Exergue n° 175

 

 

 

 

Pour moi qui vis avec ma mort depuis mon enfance, je sais que l’amour et sa sœur cadette la bonté sont les seules importances. Mais comment le faire croire à mes frères humains ? Jamais ils ne le croiront en vérité, et je suis resté le naïf de mes dix ans. Mais je dois leur dire ce que je sais et advienne que pourra de ma folie. O vous, frères humains, connaissez la joie de ne pas haïr. Ainsi dis-je avec un sourire, dis-je en mon vieil âge, ainsi au seuil de ma mort.

Albert Cohen, Ô vous, frères humains, Gallimard, 1972, p. 22

 
 

 

Hélène Merlin-Kajman

01/12/2018

 

 

Jamais ils ne le croiront en vérité : et moi, pas davantage…
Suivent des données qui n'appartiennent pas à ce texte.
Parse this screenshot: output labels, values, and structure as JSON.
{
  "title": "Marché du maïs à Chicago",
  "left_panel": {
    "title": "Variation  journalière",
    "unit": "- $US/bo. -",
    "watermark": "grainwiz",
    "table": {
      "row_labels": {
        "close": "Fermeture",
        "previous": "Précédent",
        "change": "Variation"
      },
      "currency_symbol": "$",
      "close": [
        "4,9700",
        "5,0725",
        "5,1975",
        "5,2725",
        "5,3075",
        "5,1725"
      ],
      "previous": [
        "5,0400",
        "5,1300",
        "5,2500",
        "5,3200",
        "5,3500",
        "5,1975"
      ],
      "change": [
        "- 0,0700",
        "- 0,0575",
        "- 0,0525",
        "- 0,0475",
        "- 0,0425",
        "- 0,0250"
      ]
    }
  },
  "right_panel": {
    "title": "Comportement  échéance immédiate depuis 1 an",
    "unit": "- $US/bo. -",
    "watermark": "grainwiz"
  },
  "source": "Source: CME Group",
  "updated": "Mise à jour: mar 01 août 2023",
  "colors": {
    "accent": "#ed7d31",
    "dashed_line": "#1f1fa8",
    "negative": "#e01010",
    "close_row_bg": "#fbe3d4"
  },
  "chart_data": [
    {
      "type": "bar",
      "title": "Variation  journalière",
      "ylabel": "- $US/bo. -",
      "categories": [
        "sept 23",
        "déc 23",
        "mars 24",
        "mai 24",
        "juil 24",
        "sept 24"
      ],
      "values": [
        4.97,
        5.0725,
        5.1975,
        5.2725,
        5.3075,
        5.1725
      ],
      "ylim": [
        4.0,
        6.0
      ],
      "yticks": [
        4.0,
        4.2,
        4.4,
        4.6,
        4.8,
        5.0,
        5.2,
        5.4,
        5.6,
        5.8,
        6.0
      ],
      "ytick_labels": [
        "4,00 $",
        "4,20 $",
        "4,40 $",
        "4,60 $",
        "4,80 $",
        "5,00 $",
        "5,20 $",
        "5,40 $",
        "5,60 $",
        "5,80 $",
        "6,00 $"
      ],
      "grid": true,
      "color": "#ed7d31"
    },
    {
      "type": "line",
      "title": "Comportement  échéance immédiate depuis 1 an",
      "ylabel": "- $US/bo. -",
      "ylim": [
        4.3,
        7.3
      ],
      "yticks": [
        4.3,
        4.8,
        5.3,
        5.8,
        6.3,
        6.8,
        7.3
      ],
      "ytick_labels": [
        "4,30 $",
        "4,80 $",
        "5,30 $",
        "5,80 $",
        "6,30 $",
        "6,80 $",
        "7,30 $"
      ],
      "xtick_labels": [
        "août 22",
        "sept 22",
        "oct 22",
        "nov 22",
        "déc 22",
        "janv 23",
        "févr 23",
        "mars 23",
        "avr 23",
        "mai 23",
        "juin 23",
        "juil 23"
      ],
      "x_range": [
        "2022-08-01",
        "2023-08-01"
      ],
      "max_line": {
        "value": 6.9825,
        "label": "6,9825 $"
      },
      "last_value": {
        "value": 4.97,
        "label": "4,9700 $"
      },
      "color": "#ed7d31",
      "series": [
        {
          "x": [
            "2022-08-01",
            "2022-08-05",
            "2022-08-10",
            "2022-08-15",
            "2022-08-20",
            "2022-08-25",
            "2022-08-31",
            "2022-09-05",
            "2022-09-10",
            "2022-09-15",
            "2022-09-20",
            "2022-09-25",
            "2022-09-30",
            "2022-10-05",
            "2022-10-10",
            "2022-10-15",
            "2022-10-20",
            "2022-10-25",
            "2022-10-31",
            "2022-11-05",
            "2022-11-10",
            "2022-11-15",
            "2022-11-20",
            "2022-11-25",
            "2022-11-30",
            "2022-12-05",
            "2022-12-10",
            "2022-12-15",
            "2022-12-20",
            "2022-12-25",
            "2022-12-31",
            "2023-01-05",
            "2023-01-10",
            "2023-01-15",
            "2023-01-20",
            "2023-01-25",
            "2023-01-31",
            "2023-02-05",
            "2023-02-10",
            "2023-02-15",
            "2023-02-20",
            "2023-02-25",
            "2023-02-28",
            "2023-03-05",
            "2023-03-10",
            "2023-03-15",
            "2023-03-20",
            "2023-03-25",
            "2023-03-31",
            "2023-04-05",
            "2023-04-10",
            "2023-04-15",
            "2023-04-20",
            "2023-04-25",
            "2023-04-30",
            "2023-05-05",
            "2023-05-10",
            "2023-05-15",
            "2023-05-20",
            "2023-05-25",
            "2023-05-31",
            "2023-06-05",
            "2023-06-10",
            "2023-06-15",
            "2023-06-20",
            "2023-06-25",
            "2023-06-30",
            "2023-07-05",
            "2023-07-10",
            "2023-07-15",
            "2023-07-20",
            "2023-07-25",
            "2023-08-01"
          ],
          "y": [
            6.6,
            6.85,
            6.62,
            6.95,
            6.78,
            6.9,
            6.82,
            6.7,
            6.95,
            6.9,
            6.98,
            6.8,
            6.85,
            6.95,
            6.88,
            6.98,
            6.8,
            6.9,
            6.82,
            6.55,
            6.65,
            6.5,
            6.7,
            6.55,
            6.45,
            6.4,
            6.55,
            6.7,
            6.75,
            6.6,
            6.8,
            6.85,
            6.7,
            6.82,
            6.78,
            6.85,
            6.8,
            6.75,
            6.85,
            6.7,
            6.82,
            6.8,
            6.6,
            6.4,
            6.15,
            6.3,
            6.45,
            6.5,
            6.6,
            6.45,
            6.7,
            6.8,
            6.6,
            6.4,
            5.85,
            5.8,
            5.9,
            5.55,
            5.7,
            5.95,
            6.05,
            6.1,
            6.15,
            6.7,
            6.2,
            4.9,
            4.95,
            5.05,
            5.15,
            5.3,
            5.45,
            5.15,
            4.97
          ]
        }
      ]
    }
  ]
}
Pourtant ce texte, en sa vérité, m’atteint. Je ne le prends pas à la lettre : mais, après une seconde d’hésitation et de trouble, je m’élance à sa suite, m’engage à ses côtés. C’est à l’appel que je réponds, à la main qui m’est tendue en dépit de tout, à ce cri bientôt grinçant qui porte la singularité traumatique d’un événement (l’insulte antisémite subie seul au milieu de tous, qui en 1905 a sans rémission arraché brutalement l’enfant au monde harmonieux et bon dans lequel il croyait vivre) non seulement pour en faire la figure annonciatrice du génocide nazi, mais encore pour le renverser en un signal fraternel valant pour l’humanité entière. En maintenant intensément vivante « la naïveté de ses dix ans », l’écriture frôle la niaiserie avec un courage qui me confond. Quelqu’un est là, intensément là, ayant la force d’écrire transi, encore transi d’effroi et de désespoir comme l’enfant qu’il fut, déjà transi par l’agonie, et entre les deux jetant cet appel ardent comme en réponse à l’urgence d’un appel au secours que seul il aurait entendu…

Face à ce lieu commun simple jusqu’à l’absurde (« je sais que l’amour et sa sœur cadette la bonté sont les seules importances »), l’exigence du combat politique se suspend et trouve là en quelque sorte sa limite. Il y a dans cette phrase quelque chose qui fait écho pour moi aux tableaux et aux vidéos d’Henri Ekman : une exposition extrême à ce que chacun de nous, au quotidien, fuit. Ce geste, parce qu’il se situe à un plan de radicalité que la politique se doit en un sens de rater ou d’ignorer, lui confère en retour à la fois sa relativité, et au contraire le plan de nécessité grâce auquel elle pourrait ne jamais devenir totalitaire : tous mortels, même les ennemis, même les salauds – alors, la bonté et l’amour, pourquoi pas ?

Geste transitionnel – du moins c’est là, à côté de sens plus joyeux, l’un des sens que je donne à ce mot : se laisser transir par ce désir du partage, simplement parce que l’espoir en est moins insensé que les forces dévastatrices qui n’arrêtent pas d’en pulvériser l’élan.